While chewing on such juicy phrases as time-porn, privatopia and belligerati, I began to think about the ways in which the words that we use define the parameters of what may be possible in terms of addressing social issues, be they economic, cultural, or political.

As an example, let’s consider the term “pickade,” which is a linguistic cocktail blending the terms picket and blockade. This weekend, as many of you may know, there was a “Life Chain” that spread from downtown Memphis all the way to Collierville.

As far as I could tell, the gist of the event was for involved parties to stand along the side of the road toting banners that expressed their stance on the pro-choice/ pro-life issue.

Now technically, this would be a picket scenario, not a pickade, as said protesters were not in the street, but standing along its edge. However, I think there could be a case made that this was an ideological pickade.

To be frank, I think that if somebody wants to broadcast their values, then more power to them. Who am I to say that those particularly involved in the aforementioned controversy should not be free to express their take on it? (To say otherwise I would run the risk of becoming a member of the belligerati -- or one who uses anger and controversy to make a point.)

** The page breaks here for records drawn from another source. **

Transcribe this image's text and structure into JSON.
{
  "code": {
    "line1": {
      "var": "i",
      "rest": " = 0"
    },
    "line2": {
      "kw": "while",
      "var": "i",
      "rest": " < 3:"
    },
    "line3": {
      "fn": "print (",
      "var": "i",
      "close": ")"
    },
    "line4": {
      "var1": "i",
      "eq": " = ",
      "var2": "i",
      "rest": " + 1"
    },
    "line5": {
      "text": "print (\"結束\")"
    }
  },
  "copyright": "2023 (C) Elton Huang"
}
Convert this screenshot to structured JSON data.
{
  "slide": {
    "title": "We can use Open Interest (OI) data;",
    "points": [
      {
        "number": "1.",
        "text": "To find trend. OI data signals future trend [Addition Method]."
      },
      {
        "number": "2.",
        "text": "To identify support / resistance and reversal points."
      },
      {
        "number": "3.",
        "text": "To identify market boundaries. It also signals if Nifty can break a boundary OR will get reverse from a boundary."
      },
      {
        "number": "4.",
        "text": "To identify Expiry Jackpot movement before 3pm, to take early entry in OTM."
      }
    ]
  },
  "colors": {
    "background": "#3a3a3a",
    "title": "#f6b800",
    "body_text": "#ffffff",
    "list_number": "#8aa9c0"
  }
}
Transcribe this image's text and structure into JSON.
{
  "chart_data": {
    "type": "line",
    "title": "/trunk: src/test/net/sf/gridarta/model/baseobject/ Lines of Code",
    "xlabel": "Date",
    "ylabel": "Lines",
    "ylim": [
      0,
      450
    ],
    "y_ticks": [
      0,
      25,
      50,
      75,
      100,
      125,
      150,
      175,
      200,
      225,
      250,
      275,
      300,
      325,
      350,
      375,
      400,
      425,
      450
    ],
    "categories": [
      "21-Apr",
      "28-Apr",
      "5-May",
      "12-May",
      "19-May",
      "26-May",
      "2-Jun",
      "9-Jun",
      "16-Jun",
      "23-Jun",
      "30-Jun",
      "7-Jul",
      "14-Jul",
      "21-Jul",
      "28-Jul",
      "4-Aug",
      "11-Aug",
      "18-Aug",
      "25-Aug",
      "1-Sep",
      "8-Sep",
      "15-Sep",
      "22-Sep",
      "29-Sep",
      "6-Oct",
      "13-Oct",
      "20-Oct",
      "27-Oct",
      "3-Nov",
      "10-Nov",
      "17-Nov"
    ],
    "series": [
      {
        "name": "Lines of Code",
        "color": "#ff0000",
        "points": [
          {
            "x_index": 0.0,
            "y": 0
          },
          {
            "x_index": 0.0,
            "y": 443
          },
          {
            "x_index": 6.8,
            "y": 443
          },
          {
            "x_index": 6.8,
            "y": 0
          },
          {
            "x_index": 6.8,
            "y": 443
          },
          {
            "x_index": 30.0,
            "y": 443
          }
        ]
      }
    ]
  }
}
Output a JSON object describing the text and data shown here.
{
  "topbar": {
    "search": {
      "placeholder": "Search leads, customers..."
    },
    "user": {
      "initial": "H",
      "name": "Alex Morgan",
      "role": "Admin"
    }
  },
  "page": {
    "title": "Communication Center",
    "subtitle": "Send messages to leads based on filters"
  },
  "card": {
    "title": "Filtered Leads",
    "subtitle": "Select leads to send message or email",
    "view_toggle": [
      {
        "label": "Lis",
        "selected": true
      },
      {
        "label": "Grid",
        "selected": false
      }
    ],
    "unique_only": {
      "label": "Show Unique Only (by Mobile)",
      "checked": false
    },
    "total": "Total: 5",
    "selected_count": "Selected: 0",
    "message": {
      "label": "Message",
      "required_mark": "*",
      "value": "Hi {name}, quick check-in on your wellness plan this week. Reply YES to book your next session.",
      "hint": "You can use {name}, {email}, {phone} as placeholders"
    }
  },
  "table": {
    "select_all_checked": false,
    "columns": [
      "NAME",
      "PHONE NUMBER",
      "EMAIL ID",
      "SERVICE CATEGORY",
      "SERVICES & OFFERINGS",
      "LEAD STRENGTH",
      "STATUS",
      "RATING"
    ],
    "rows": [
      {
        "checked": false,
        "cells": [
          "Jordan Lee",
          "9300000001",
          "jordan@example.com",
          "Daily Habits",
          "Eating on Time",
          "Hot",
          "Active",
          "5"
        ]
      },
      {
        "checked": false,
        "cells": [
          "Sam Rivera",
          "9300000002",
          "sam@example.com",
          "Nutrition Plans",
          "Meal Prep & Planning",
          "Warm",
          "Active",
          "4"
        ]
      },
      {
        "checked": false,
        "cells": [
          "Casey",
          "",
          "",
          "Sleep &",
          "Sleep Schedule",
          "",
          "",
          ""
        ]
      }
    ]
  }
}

That’s not to say that I agree with the methodology, and to be honest I don’t agree with the political statement either. But that’s not the point.

When it comes to a topic as delicate as the abortion issue has grown to be, I often wonder about the effectiveness of a non-interactive model of communication.

Here’s why. In a recent survey completed by Self magazine, published in their October issue, Memphis was given the dubious distinction of being the unhealthiest city in America.

This um, honor, was calculated when Memphis was compared to the 200 metro regions included in their analysis. Wow.

Factors contributing to this ranking include the occurrence of violent crimes and rapes at nearly double the survey’s average, an above average STD rate, and an elevated number of vehicular deaths.

With this taken into account it seems that an effective model of decreasing the perceived need for abortions, whether you think that there should be a choice or not, would be to take an active stance in bettering the community. I am not convinced that picketing is the way to go.

And I’m especially unconvinced that the women effected by said rates of violent crime and rape, who may have become pregnant in the process, need to be subjected to a barrage of signage that would have to make their decision-making process that much more devastating. Sure, this is a hypothetical possibility, but nevertheless, a group that bases their politics on their compassion for the unborn might do well to show the same compassion for the women involved.

The model chosen this weekend seemed more like a “pickade,” then, in terms of the public presentation of an extremely emotional debate in which there is no dialogue with the opposition.

Why not take the time spent creating that signage, and go work in a local community center helping people? Why not take an active stance that speaks louder than a piece of cardboard, and help some of the women involved rather than vilifying them?

Again, I don’t think it’s up to me to decide for people whether they want to be pro-choice or pro-life, but unless people come together to understand the factors that create the problem in the first place, I don’t think something like a Life Chain can be effective model of sparking change.